In the context of calculus, the rate of change helps us understand how a quantity changes over a given interval of time. For this problem, we are interested in the rate at which the number of users of a rapid transit system is increasing after a certain number of weeks. The rate of change can be found by computing the derivative of the function that describes the number of users with respect to time. This derivative tells us how quickly the number of users is changing at any given week. Always remember, a positive rate of change means the number is increasing, while a negative rate means it’s decreasing.

To compute the rate of change, we start with the given function for the number of users, which is \[N(x) = 6x^3 + 500x + 8000\]. The derivative of this function, denoted as \(N'(x)\), will tell us how the number of users changes over time, or more precisely, over weeks.

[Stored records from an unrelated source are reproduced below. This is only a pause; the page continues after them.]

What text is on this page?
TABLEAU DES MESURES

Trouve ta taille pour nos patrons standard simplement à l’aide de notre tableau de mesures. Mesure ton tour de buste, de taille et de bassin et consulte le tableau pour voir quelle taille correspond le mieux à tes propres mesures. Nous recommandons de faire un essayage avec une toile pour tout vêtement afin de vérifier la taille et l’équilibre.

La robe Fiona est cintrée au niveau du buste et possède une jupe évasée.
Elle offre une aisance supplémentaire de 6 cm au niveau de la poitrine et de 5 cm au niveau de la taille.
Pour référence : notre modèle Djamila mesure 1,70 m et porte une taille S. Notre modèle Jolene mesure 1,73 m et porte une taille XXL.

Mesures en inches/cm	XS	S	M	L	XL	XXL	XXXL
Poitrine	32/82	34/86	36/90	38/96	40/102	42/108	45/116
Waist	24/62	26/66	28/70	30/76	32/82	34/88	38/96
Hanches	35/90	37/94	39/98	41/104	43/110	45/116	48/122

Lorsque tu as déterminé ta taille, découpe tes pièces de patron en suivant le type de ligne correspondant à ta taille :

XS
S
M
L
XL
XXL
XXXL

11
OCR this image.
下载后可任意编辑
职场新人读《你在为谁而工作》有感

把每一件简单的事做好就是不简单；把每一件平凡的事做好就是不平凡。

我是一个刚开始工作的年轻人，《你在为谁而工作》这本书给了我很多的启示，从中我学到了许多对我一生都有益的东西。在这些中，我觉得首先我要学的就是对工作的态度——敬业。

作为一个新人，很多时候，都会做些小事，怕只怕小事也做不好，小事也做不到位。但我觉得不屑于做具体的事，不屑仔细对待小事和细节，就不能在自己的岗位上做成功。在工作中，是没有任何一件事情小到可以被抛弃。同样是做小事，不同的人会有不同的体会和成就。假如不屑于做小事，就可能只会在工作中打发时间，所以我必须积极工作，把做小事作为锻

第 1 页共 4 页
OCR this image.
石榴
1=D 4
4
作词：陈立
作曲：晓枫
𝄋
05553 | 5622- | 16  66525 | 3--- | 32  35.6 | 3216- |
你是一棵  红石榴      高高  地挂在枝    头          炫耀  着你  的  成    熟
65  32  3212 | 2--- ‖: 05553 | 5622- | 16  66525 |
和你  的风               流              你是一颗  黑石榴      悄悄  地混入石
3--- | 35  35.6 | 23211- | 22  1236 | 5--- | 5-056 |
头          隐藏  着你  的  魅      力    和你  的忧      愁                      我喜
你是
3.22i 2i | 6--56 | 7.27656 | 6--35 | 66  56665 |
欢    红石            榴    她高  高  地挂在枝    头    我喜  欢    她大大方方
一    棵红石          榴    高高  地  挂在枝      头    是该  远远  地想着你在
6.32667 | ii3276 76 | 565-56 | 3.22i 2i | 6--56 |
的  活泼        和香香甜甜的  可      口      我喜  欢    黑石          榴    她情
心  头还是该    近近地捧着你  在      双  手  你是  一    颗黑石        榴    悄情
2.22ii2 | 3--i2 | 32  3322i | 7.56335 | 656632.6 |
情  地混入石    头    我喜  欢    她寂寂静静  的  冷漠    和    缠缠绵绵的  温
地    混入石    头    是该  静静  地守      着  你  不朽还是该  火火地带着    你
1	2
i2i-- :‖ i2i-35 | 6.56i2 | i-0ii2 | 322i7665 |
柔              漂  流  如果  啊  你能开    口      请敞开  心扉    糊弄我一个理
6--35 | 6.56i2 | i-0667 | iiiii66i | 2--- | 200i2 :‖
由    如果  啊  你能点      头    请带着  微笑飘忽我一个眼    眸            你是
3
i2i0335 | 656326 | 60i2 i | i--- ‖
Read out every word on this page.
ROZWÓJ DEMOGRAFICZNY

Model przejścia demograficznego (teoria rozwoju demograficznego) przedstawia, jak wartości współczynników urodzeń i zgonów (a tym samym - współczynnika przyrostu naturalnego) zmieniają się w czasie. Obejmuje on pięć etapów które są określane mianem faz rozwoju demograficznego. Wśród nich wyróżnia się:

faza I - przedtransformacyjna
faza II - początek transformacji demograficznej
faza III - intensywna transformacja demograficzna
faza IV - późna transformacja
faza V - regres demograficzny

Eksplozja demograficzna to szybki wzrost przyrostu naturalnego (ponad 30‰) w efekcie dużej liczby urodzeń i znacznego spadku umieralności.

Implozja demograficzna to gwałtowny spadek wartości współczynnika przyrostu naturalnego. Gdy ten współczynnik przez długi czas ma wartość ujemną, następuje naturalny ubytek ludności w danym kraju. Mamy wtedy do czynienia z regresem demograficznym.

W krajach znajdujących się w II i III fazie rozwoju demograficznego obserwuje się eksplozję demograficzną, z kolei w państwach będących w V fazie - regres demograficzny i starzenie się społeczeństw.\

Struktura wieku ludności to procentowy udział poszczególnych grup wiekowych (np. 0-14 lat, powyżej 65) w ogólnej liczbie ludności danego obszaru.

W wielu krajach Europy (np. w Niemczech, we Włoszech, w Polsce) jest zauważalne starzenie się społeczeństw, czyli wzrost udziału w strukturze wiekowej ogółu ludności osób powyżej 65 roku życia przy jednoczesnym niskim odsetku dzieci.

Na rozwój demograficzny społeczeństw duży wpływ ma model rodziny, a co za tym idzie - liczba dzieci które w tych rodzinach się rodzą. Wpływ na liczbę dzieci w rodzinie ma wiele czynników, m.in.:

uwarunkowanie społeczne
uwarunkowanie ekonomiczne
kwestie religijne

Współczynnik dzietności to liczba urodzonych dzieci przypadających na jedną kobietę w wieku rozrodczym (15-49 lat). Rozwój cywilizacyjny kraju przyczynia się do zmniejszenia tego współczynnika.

Calculating the derivative involves applying basic rules of differentiation:

• The derivative of \(x^n\) with respect to \(x\) is \(nx^{n-1}\).
• The derivative of a constant is zero.

Applying these rules, the derivative of the given function is calculated as: \[N'(x) = 18x^2 + 500\]. Now, by substituting \(x = 8\), we can find the rate of change after 8 weeks: \[N'(8) = 18(8^2) + 500 = 1652\]. This means that after 8 weeks, the number of users is increasing at a rate of 1652 users per week.

Function evaluation is a critical step in many problems involving calculus. It involves substituting a specific value into the function. To understand the change in the number of users during a specific week, we need to evaluate the function at different points. In this problem, to find the number of users during the eighth week, we evaluate the function at weeks 7 and 8:

• First, we calculate \(N(8)\):\[N(8) = 6(8^3) + 500(8) + 8000 = 15072\].
• Then, we calculate \(N(7)\):\[N(7) = 6(7^3) + 500(7) + 8000 = 13558\].

Now to find the change in users during the eighth week, we subtract the number of users at week 7 from week 8: \[N(8) - N(7) = 15072 - 13558 = 1514\]. Hence, the system had an increase of 1514 users during the eighth week.